Environmental Impact Statement
Garrison Diversion (representing the State of North Dakota) and the Bureau of Reclamation (representing the federal government) were co-leads in the development of the EIS. The purpose of the EIS was to evaluate alternatives to meet the long-term water needs of the Red River Valley in North Dakota and three border cities in Minnesota; East Grand Forks, Moorhead and Breckenridge. In 2007, the final version of the EIS was released.
 
Comprehensive Report to Congress
In accordance with the DWRA, the Bureau of Reclamation sent a comprehensive report for the proposed project to Congress on December 5, 2008.  The report identified the selected alternative, environmental issues, effects on Minnesota and Missouri River states and compliance with the Boundary Waters Treaty. Their proposed project identified by the Secretary of Interior was the Garrison Diversion Unit (GDU) Import to the Sheyenne River Alternative. This was the preferred alternative of the Bureau of Reclamation, State of North Dakota and the Lake Agassiz Water Authority (LAWA) in 2008. 
 
State and Local Plan:
The original Red River Valley Water Supply Project (RRVWSP) was conceived as a federal, state and local project. Without federal authorization in place, local leaders and stakeholders began to look for a state and local option to complete the highly needed project. After completing multiple studies and examining countless alternatives, two alternative studies emerged, Washburn to Baldhill Creek and Bismarck to Lake Ashtabula. The most feasible option that emerged is the route from Washburn to Lake Ashtabula. On December 18, 2015, the LAWA selected this route as their preferred alignment. The Senate Bill 2020 from the 2015-2017 biennium enacted legislative intent to fund the RRVWSP with $150 million per biennium over four biennia equating to $600 million total.

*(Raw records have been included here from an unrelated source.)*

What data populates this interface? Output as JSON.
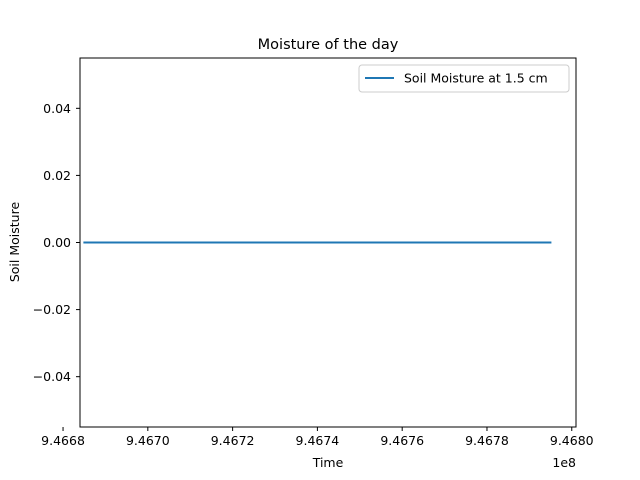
{
  "chart_data": {
    "type": "line",
    "title": "Moisture of the day",
    "xlabel": "Time",
    "ylabel": "Soil Moisture",
    "x_offset_label": "1e8",
    "xlim": [
      9.46684,
      9.46801
    ],
    "ylim": [
      -0.055,
      0.055
    ],
    "x_ticks": [
      9.4668,
      9.467,
      9.4672,
      9.4674,
      9.4676,
      9.4678,
      9.468
    ],
    "x_tick_labels": [
      "9.4668",
      "9.4670",
      "9.4672",
      "9.4674",
      "9.4676",
      "9.4678",
      "9.4680"
    ],
    "y_ticks": [
      0.04,
      0.02,
      0.0,
      -0.02,
      -0.04
    ],
    "y_tick_labels": [
      "0.04",
      "0.02",
      "0.00",
      "−0.02",
      "−0.04"
    ],
    "grid": false,
    "legend_position": "top-right",
    "series": [
      {
        "name": "Soil Moisture at 1.5 cm",
        "color": "#1f77b4",
        "x": [
          9.466848,
          9.467952
        ],
        "y": [
          0.0,
          0.0
        ]
      }
    ]
  }
}
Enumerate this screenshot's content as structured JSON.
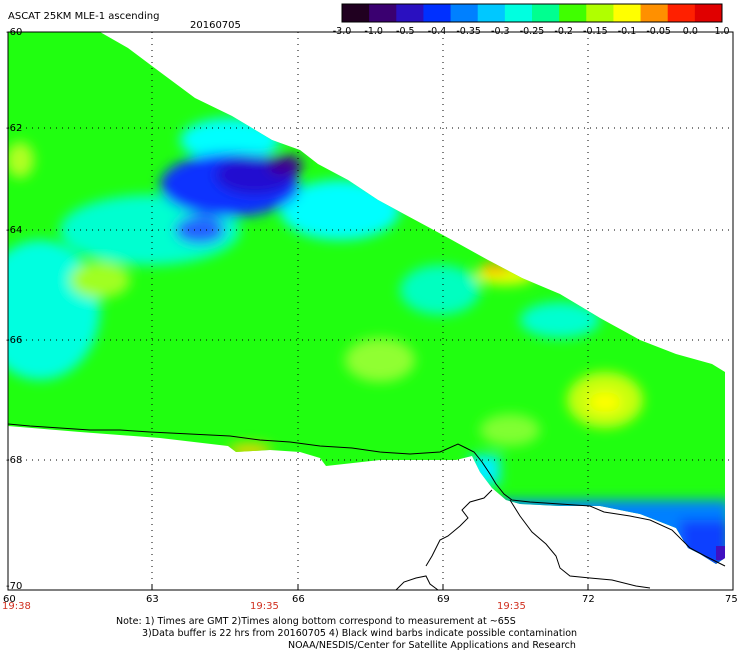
{
  "header": {
    "title": "ASCAT 25KM MLE-1 ascending",
    "date": "20160705"
  },
  "colorbar": {
    "labels": [
      "-3.0",
      "-1.0",
      "-0.5",
      "-0.4",
      "-0.35",
      "-0.3",
      "-0.25",
      "-0.2",
      "-0.15",
      "-0.1",
      "-0.05",
      "0.0",
      "1.0"
    ],
    "colors": [
      "#200020",
      "#3a0070",
      "#2a10c0",
      "#0030ff",
      "#0080ff",
      "#00c8ff",
      "#00ffe0",
      "#00ff90",
      "#40ff00",
      "#b0ff00",
      "#ffff00",
      "#ff9000",
      "#ff2000",
      "#e00000"
    ]
  },
  "map": {
    "lat_labels": [
      "-60",
      "-62",
      "-64",
      "-66",
      "-68",
      "-70"
    ],
    "lon_labels": [
      "60",
      "63",
      "66",
      "69",
      "72",
      "75"
    ],
    "time_labels": [
      "19:38",
      "19:35",
      "19:35"
    ],
    "field_colors": {
      "green": "#20ff10",
      "light_green": "#60ff30",
      "yellow_green": "#c8ff20",
      "yellow": "#ffff00",
      "orange": "#ffa000",
      "cyan": "#00ffff",
      "cyan_green": "#00ffb0",
      "blue": "#0040ff",
      "dark_blue": "#1818e0",
      "purple": "#400090"
    }
  },
  "notes": {
    "line1": "Note: 1) Times are GMT 2)Times along bottom correspond to measurement at ~65S",
    "line2": "3)Data buffer is 22 hrs from 20160705 4) Black wind barbs indicate possible contamination",
    "line3": "NOAA/NESDIS/Center for Satellite Applications and Research"
  }
}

This route for the RRVWSP is more flexible, environmentally friendly and reliable. The route is adaptable to different growth patterns, and the Sheyenne and Red Rivers provide increased water delivery capacity to the systems compared to a pipeline. Using the river conveyance will enhance return flow capture allowing reuse of the RRVWSP water. This route also provides benefits to the aquatic environment of fish, mussels and the riparian habitat. There are minimal impacts on the Missouri River using this supported route, and it’s reliable. This route utilizes Lake Ashtabula as a storage reservoir, state-of-the-art water treatment plants that currently exist in the Valley and will continue to be used, and supplemental water supply that will not add to Baldhill Dam Sheyenne River flooding.

As the work progressed during the legislation session, it became evident the RRVWSP needed to be expanded to include central North Dakota, as well as eastern North Dakota. In response to the 2015 legislative session, we expanded the needs of the RRVWSP to encompass central North Dakota. The state and local project version of the RRVWSP will benefit users along the pipeline route and ultimately the Red River Valley, providing an advantage over the original federal project, as that only served users in the Red River Valley.